選手インタビュー

>小野清子さん 小野清子,体操,1960年ローマ,1964年東京

【国会議員として】

元川:1986年、参議院議員に初当選をし、2007年の政界引退までスポーツ・文化関係の要職に就き、貢献し続けました。アスリートだった時期よりもこの18年間は長いですよね。

小野:「私が議員になって何するの」と、最初は正直思いました。そこで気づいたのが、代々木の国立オリンピック記念青少年総合センターの老朽化です。当時、そこには中国残留孤児の皆さんが宿泊していたのですが、壁に寄り掛かると窓枠が落ちてしまうなど本当に危険な状態に陥っていました。そんな時、日本の戦後政策に率先して取り組まれていた末次一郎さんから「議員になって法律を作ればいい」と助言され、「確かにそうだな」と感じ、出馬を決意しました。選挙では、みなさんから67万441票いただいて当選。理事しか発言ができないとされていた文教委員会で思い切って5分だけ発言させてもらったところ、文部大臣だった塩川正十郎さんが「ようござんす」と(笑)。そこから改築が始まりました。
次の選挙では落選してしまいましたが、その後、「軍恩蓮全国連合会(軍恩連)」の代表として選挙に出てくれないかという話がありました。迷いましたが、戦争から引き揚げてこられた方や、未亡人の方の苦労を聞いて、自分がやらないわけにはいかないなという気持ちになりました。
私の人生はいつも「他動説」なんです。やらなくてはいけないことが目の前に出てきて、それをできるかどうか分からないけど、とにかく一生懸命やってみようという気持ちになって。人のために何かをやれるなら怖くない。そう思ってここまでやってきました。

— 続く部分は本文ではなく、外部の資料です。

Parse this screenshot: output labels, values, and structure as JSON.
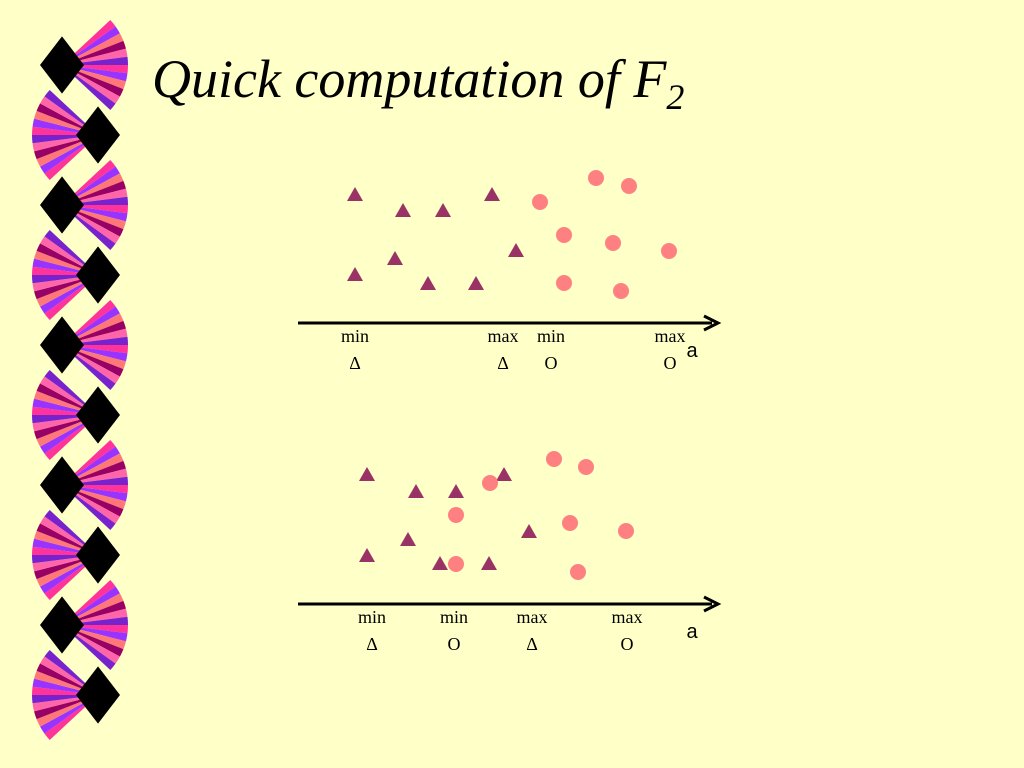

元川:政界引退後も、さまざまな場面で大活躍していますね。

小野:スポーツ振興くじの売り上げが次第に下がってしまい「あなたが作ったものなのだから責任を取ってください」と文部科学省の当時の担当者(銭谷眞美事務次官)から言われて、(独)日本スポーツ振興センターの理事長に就任しました。就任後、10年のスパンで赤字を黒字にしようと計画していたスポーツ振興くじを1年で黒字に転換させました。そして、今は(公財)笹川スポーツ財団の理事長として、スポーツ分野のシンクタンクとして、日本の将来像を見据えながら「国や地方自治体への政策提言」、「スポーツ振興機関への企画提案」を行っています。また、力を入れているのは1日15分間の運動で同規模の市町村のスポーツ参加率を競わせる「チャレンジデー」の普及・推進等の活動です。健康であることは「心身ともにさびしくない人生」を送れるということ。人は人にもまれて人になる。仲間と話せて笑いあえて初めて幸せになれます。その一歩として、1日15分の運動からスタートすればいいのです。自分がこのような活動をしているのも、1964年の東京オリンピックに出たからです。あの時の経験がなければ、今の自分はなかったと思います。

~小野清子さん インタビュー 完~
(インタビュアー:スポーツライター 元川悦子)
小野清子さん
小野 清子(おの きよこ)
1936年宮城県岩沼市生まれ。東京教育大学(現・筑波大学)卒業後、慶応義塾大学体育研究所に所属。1960年ローマ大会、1964年東京大会の2大会連続オリンピックに出場し、東京大会では女子体操団体で銅メダルを獲得。引退後は参議院議員などを務め、「サッカー法」成立に尽力。2008年に旭日大綬章受章。